Estava já a ponderar começar à procura de outro escritório, quando caí em mim. Espera lá, tu já cá estás há um ano. Quem chega tem de respeitar quem já cá está. Tem de haver outra solução que não passe por seres tu a sair. Pus a minha cara mais simpática e fui falar com eles. Tive o cuidado, contudo, de não ser simpática demais, mas sim assertiva, que é algo que ainda estou a aprender a ser. Apresentei-me, dei-lhes as boas-vindas e perguntei se era mesmo necessário terem aqueles estores sempre para baixo. Percebi que era uma questão de salvaguardar a privacidade dos comerciais. Expliquei que, apesar de entender o ponto de vista, assim retiravam-me toda a luz, o que me retirava também um pouco da alegria de viver – esta parte guardei para mim. Talvez pudéssemos arranjar um compromisso que agradasse a todos? Eles ficaram de arranjar uns grampos para segurar os estores das janelas do meio e eu, durante a hora de almoço, tratei de mudar a disposição da minha secretária longe de olhares alheios (os meus e os deles).
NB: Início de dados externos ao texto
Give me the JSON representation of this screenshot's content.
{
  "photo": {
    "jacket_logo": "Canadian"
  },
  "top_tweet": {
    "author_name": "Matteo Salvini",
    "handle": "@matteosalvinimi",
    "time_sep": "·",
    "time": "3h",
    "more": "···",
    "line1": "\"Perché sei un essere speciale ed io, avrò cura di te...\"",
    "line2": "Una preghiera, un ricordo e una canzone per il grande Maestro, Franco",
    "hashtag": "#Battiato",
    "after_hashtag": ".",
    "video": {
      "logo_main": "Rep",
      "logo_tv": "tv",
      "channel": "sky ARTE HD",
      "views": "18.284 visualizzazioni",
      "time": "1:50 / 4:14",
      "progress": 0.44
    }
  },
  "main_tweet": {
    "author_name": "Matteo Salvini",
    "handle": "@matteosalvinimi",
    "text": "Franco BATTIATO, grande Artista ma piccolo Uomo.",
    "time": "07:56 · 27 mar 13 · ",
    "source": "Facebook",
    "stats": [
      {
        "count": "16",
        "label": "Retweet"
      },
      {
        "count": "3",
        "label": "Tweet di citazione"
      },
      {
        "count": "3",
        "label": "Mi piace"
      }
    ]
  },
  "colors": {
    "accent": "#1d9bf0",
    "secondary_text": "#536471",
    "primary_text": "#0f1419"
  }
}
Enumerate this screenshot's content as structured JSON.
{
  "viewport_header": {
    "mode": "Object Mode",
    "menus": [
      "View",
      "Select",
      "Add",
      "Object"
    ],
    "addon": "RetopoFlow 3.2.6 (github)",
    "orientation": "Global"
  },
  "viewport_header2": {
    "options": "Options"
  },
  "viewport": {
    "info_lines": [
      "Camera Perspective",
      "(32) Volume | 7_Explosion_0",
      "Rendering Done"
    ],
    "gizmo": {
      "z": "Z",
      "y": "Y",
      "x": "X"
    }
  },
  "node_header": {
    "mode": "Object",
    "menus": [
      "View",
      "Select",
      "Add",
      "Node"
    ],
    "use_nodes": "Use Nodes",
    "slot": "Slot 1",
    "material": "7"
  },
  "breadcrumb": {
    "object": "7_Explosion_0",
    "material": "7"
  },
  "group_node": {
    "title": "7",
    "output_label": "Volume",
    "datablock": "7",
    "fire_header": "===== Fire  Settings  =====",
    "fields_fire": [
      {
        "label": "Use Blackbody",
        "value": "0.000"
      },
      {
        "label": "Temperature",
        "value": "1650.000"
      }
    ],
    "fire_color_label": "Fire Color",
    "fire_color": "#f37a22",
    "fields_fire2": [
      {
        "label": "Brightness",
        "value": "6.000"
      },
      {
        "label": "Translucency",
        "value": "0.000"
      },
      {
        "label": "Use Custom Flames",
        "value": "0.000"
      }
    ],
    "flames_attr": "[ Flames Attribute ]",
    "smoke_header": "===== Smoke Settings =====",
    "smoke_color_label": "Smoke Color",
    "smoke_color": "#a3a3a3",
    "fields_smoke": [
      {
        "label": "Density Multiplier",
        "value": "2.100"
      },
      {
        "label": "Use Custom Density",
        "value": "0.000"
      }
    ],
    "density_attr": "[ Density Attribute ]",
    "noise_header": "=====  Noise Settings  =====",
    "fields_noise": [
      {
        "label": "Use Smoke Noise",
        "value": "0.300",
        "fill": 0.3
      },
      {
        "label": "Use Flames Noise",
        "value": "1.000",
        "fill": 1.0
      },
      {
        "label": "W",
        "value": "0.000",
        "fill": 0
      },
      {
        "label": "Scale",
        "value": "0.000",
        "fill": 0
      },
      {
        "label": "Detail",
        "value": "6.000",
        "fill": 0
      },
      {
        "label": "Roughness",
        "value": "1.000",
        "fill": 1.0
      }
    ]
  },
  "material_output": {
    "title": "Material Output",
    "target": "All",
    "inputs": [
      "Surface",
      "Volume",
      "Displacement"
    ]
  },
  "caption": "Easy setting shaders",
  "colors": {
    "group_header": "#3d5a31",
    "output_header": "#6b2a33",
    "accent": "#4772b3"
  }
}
O resultado foi muito melhor do que pensava. Não só fiquei com uma secretária muito maior (juntei as duas que cá tinha), como me mudei para a zona, agora, com mais luz. Os senhores novos cumpriram o prometido e no dia seguinte levantaram os estores das janelas do meio. A minha mini copa está agora mais refundida (já não é a primeira coisa que se vê), tenho um espaço para atender os raros clientes que cá vêm e um espaço ao meu lado para a Inês ficar a “trabalhar” ao lado da mãe, como tanto gosta. No fim, aquilo que me pareceu, de princípio, uma total desconsideração, acabou por me ajudar a ter um espaço mais funcional e agradável à vista. No fundo, isto só aconteceu porque eu vi a solução em vez de só ver o problema. Nem sempre consigo. Às vezes, é só uma questão de não ficar sem ar no meio dos problemas. Basicamente, trata-se de ir sobrevivendo .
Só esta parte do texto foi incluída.